Read genome-wide data

speciome simulates evolution with explicit genomes, so what if we want to see, for example, Fst data for across all loci and through time? We use read_loci for that:

read_loci(root, variables = "Fst")

This will read the file locus_Fst.dat. Notice that the components of the genetic architecture are loaded and appended to the data, to help us remember e.f. which gene codes for what and with what intensity (these details are not variables but fixed parameters of the genetic architecture). We can load them separately in the architecture file, provided we saved it with the simulation:

read_architecture(root)[["nodes"]]

This tibble contains all kinds of information about the genetic architecture on a per-locus basis. The output of read_architecture is actually a list of two tibbles, one called "nodes" containing locus-wise information and the other called "edges" containing edge-wise information from the gene networks (see below).

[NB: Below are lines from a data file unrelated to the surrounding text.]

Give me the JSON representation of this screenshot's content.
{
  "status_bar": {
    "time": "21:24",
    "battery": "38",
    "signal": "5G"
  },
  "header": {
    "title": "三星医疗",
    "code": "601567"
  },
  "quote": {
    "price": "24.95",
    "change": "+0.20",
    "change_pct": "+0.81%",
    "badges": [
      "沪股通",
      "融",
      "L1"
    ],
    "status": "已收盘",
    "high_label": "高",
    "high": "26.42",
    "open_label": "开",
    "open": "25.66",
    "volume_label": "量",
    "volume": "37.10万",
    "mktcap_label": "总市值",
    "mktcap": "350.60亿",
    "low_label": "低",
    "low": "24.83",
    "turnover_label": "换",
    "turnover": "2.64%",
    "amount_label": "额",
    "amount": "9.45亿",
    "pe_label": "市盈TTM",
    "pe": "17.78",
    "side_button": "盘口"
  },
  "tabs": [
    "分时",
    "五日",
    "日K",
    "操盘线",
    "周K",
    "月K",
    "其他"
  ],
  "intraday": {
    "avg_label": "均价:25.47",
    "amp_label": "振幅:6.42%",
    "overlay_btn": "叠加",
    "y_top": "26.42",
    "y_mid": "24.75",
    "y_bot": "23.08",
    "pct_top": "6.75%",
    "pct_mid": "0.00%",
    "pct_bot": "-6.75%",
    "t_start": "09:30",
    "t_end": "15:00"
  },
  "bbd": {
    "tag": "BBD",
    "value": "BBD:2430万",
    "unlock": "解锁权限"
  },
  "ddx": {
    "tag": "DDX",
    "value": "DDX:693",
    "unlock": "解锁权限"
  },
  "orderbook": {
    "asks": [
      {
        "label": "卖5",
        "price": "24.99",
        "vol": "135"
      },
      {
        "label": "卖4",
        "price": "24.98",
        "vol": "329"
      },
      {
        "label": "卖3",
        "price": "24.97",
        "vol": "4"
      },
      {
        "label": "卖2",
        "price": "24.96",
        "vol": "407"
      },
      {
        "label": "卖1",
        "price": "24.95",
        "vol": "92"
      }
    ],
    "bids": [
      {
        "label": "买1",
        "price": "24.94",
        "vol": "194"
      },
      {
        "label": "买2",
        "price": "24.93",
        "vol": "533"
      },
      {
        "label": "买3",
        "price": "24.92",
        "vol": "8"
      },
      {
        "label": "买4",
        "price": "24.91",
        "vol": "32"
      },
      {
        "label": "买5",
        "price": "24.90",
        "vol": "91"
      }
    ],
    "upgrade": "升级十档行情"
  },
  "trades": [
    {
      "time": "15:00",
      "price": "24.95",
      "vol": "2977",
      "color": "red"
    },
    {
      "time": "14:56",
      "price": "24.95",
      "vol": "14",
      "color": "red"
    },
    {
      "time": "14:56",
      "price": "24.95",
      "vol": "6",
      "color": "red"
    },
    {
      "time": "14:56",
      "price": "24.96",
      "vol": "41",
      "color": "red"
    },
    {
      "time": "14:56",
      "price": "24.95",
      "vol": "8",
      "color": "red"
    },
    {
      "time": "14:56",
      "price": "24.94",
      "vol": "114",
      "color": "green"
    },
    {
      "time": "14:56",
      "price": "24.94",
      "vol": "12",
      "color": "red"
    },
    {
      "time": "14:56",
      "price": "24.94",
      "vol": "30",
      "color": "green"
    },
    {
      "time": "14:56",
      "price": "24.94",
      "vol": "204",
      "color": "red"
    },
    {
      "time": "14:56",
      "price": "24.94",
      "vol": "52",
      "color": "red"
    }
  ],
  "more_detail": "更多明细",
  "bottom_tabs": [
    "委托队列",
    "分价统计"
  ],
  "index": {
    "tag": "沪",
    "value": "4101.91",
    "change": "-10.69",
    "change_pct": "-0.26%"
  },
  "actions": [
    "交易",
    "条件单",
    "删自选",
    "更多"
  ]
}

These data can then be used to display genome scans of differentiation at various time points, for example:

read_loci(root, "Fst") %>%
  filter(time %in% c(0, 500, 1000)) %>%
  mutate(
    time = str_c("t = ", time),
    time = factor(time, levels = paste("t =", c(0, 500, 1000))), # reorder
    trait = fct_recode(
      as.character(trait), !!!c(Ecological = "1", Mating = "2", Neutral = "3")
    )
  ) %>%
  ggplot(aes(x = locus, y = Fst, xend = locus, color = trait)) +
  geom_segment(yend = 0) +
  theme_classic() +
  facet_grid(time ~ .) +
  scale_color_manual(values = c("forestgreen", "goldenrod", "darkgray")) +
  xlab("Locus") +
  ylab(parse(text = "F[ST]")) +
  labs(color = "Trait")

Read gene networks

Now, in speciome the genetic architecture does not only consist of locus-specific parameters but also of edge-specific parameters, across the edges of the three gene networks. You can access these with:

read_architecture(root)[["edges"]]

Here are recorded the details for each edge, identified by the indexes of the two partner loci (from and to).

It is also possible to read edge-wise data from a simulation. For example, to read, for each edge through time, the correlation in breeding value between the partner loci, use:

read_edges(root, variables = "corbreed")

Under the hood the functions read_loci, read_edges, read_individuals and read_population all call another function, read_speciome, to read the binary .dat files containing the simulation output. It is just that these wrappers around read_speciome organize the output tibble in a specific way to provide observations on a per-locus-per-time-point, per-edge-per-time-point, per-individual-per-time-point or only a per-time-point basis, respectively.

Read whole individual genomes

You may also want to read data recorded for each locus in each individual through time, e.g. whole individual genomes. Beware that these data can take up a huge amount of space (if there are many loci, many individuals and many time points).

root2 <- "../inst/extdata/sim-indiv-genomes/"
read_individual_genomes(root2, locus_architecture = TRUE)

The resulting tibble contains, for each locus in each individual, the allele at each haplotype, the time point when this data was recorded, the allele count (number of 1-alleles) and the genetic value of that locus in that individual. Here locus-specific parameters of the genetic architecture are appended (you can turn this off by setting locus_architecture = FALSE). Additional arguments allow to append more locus-wise variables, or individual-wise variables such as the ecotype of each individual (individual_variables = "ecotypes").